I have carefully reviewed the taped discussion (see here on livestream) to find the compelling reasons why each of these waivers needed to be passed now instead of passing them after a full and complete set of discussions on the FY16 budget that incorporates these two items. The only reason that was in any way articulated was that the waivers should be passed now for expediency reasons and to get them out-of-the-way.
And in many ways, Carstarphen’s remarks in support of the passage of the waiver almost seemed to provide the compelling reasons not to pass them last night. As noted above, she stated that APS has not seen a coordinated, thoughtful and informed effort on these matters and there isn’t a plan.
Well, isn’t that what the budget process is all about? Shouldn’t the two waivers be part of the ‘coordinated, thoughtful and informed effort’ that is the budget process? If there is no plan now, shouldn’t there be an effort as part of the budget process to create a plan to address both class size and allocation of resources to in-classroom activities?
My sense is that bringing both of these items before the Board now – and far in advance of actually taking these items into consideration during a budget process – was ill-conceived and “expediency” was an insufficient justification.
I also believe it is unfortunate that the 65% test waiver was passed. Based on my assessment of the numbers (none of which were presented last night), I believe that there is sufficient justification for passing the 65% test waiver in the future. However, the administration did not provide any compelling justification for passing it now and it certainly did not provide any numbers that would support their reasoning and clarify their position on the issue.
Further, I challenge any Board member that voted FOR either waiver to articulate a compelling reason why they had to be passed last night and why they could not wait until after a complete and thoughtful discussion on the FY16 budget priorities and expenditure allocations was completed in the spring.
A full and complete discussion on both waivers should be held within the context of available resources and their allocation based on the Board’s priorities.

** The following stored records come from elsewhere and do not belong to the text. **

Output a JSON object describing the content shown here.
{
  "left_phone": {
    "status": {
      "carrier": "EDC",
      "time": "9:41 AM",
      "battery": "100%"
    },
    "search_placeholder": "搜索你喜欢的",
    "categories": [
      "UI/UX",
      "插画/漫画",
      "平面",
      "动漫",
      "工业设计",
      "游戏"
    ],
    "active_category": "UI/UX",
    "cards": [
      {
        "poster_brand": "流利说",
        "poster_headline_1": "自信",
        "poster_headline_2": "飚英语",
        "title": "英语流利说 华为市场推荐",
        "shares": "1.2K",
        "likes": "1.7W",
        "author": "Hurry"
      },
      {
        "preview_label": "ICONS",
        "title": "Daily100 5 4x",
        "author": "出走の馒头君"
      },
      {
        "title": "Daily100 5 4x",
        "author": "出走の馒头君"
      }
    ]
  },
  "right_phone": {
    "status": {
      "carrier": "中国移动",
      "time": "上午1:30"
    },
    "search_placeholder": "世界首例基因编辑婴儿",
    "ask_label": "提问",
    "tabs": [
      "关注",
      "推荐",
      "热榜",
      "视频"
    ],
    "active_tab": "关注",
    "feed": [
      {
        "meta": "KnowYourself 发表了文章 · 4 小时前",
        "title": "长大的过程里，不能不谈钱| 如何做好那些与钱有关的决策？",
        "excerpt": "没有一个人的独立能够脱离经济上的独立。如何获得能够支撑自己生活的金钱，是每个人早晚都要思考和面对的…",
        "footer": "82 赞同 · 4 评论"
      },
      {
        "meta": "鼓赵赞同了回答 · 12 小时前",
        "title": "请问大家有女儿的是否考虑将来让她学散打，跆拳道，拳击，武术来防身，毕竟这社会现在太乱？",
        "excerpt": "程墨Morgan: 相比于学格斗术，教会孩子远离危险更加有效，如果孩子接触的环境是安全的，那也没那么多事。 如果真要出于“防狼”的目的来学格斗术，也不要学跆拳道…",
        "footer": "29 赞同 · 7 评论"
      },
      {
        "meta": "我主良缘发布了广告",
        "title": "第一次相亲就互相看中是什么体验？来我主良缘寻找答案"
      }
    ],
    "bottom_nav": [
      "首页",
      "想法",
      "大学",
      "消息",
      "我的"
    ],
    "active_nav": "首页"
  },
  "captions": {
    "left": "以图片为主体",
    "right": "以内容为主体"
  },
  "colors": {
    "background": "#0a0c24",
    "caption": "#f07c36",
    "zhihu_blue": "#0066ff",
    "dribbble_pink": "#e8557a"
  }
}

That is what the budget process is all about, and that is when the decisions on the waivers should be made.
I believe that the Board made the right decision to defer the decision on the class size waiver to a later date. Meister was right when she said it was time to “draw a line in the sand …if not now, when?”
The Board campaigned on and was elected to make tough decisions in favor of improving educational outcomes. And while the tough decisions still have to be made, they should be made as part of a budget process and not solely for reasons of expediency.